For stable-ID indexes, idmap_persisted_bytes, idmap_save_bytes, and idmap_load_bytes save and reload the .jvim header, packed-code payload, and little-endian u64 ID sidecar in caller-owned byte buffers. idmap_save_bytes computes CIDs for both the code payload and the ID sidecar; idmap_load_bytes verifies both before allocation. The byte APIs use explicit pointer+length arguments, for example idmap_save_bytes(&idx, bytes, cap) and idmap_load_bytes(&idx, &pa, bytes, len).
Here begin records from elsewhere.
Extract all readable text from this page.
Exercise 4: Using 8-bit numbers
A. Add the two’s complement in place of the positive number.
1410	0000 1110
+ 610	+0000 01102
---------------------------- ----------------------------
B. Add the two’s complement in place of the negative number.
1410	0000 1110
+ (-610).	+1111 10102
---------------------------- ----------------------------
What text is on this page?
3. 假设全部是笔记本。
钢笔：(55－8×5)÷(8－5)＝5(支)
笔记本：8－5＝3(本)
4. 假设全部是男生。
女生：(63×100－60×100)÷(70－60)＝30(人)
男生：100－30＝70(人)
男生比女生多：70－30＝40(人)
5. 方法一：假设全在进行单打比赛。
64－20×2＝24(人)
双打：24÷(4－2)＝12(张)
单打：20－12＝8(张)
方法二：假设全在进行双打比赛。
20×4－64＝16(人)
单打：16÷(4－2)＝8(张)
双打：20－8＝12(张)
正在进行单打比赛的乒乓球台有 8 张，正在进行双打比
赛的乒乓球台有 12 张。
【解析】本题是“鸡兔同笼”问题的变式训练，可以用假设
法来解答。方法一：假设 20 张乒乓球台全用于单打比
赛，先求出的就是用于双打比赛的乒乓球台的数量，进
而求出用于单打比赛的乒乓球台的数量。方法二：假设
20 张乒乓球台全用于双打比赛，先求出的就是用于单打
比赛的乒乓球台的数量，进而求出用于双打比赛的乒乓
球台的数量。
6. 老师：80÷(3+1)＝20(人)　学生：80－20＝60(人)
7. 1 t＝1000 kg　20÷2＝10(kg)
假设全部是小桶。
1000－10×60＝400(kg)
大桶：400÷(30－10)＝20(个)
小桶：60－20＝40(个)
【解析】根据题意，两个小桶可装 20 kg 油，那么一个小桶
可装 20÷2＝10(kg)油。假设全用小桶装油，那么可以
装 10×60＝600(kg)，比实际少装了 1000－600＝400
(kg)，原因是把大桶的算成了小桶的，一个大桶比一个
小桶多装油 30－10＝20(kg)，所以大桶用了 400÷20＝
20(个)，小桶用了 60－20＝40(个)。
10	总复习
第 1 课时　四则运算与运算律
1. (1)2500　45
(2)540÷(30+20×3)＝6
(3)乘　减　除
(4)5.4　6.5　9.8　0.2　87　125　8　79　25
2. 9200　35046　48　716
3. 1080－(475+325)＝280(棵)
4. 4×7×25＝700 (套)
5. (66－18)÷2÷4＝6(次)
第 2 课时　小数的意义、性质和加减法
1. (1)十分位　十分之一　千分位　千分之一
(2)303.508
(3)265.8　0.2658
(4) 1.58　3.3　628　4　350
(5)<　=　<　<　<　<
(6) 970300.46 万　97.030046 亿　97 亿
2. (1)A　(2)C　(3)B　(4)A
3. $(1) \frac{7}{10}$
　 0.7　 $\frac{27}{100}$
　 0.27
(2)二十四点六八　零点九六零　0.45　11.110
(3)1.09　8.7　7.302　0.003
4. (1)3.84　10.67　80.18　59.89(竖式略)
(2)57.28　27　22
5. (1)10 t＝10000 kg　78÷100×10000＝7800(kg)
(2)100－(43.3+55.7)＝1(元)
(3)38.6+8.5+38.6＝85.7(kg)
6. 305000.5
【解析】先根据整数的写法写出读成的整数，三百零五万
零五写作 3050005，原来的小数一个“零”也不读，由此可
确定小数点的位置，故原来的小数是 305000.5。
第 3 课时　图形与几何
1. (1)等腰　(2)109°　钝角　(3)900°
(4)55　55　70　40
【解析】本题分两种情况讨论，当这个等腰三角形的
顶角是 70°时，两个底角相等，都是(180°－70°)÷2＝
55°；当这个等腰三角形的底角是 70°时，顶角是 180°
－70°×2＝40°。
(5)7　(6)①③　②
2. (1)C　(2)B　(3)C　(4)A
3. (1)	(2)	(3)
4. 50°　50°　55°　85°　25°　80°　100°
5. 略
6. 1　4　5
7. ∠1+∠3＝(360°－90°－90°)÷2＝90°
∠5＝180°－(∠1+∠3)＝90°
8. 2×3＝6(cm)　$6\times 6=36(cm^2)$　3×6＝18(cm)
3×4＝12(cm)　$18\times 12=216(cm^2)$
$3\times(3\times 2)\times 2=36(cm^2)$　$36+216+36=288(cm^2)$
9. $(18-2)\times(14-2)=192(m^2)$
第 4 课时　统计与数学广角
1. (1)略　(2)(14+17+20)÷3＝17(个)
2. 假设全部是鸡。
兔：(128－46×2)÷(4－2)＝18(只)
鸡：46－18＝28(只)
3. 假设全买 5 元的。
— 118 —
idmap_save_file and idmap_load_file provide the same .jvim contract over a filesystem path.

Verification

The proof gate is the AOT smoke harness:

cd janus
./scripts/zb test-vector

The broad test step also depends on this harness:

cd janus
./scripts/zb test

The harness lives at std/compute/vector_smoke.jan and covers metrics, normalization, b2/b4 packing, Lloyd-Max quantization, seeded rotation/unrotation, top-k ordering, exact full-precision search, recall@k milli scoring, positional TurboIndex add/search/remove behavior, and stable IdMapIndex add/search/remove/allowlist behavior. It also round-trips .jvi and .jvim headers through encode_vector_header / decode_vector_header, then saves and reloads positional .jvi and stable-ID .jvim payloads through both caller-owned byte buffers and files, and proves search still works. It also corrupts one .jvi code byte and one .jvim ID-sidecar byte and expects VectorStatus.cid_mismatch. It also checks retained-storage accounting before and after index_deinit / idmap_deinit so the no-leak/no-double-free contract is covered by the same proof gate. Backend coverage currently proves automatic cpu_auto dispatch/reporting: supported targets select avx512, avx2, or neon before falling back to scalar, and unavailable explicit backends report backend_unavailable. It also compares cpu_auto and target-available explicit SIMD results against an explicit scalar index, so accelerated scoring remains tied to the scalar oracle. Bridge compile-only checks cover the AVX512 and NEON target-feature builds where this host cannot execute those instructions. It also checks SearchReport fields for positional and stable-ID search, including backend, visited count, result count, and compression-ratio payload data.

Limits

Not shipped yet:

Native Janus simd[T; N] reimplementation, pending SPEC-040.
GPU/NPU/device vector backends.

Treat the current module as the stable scalar reference layer, not as a complete vector database.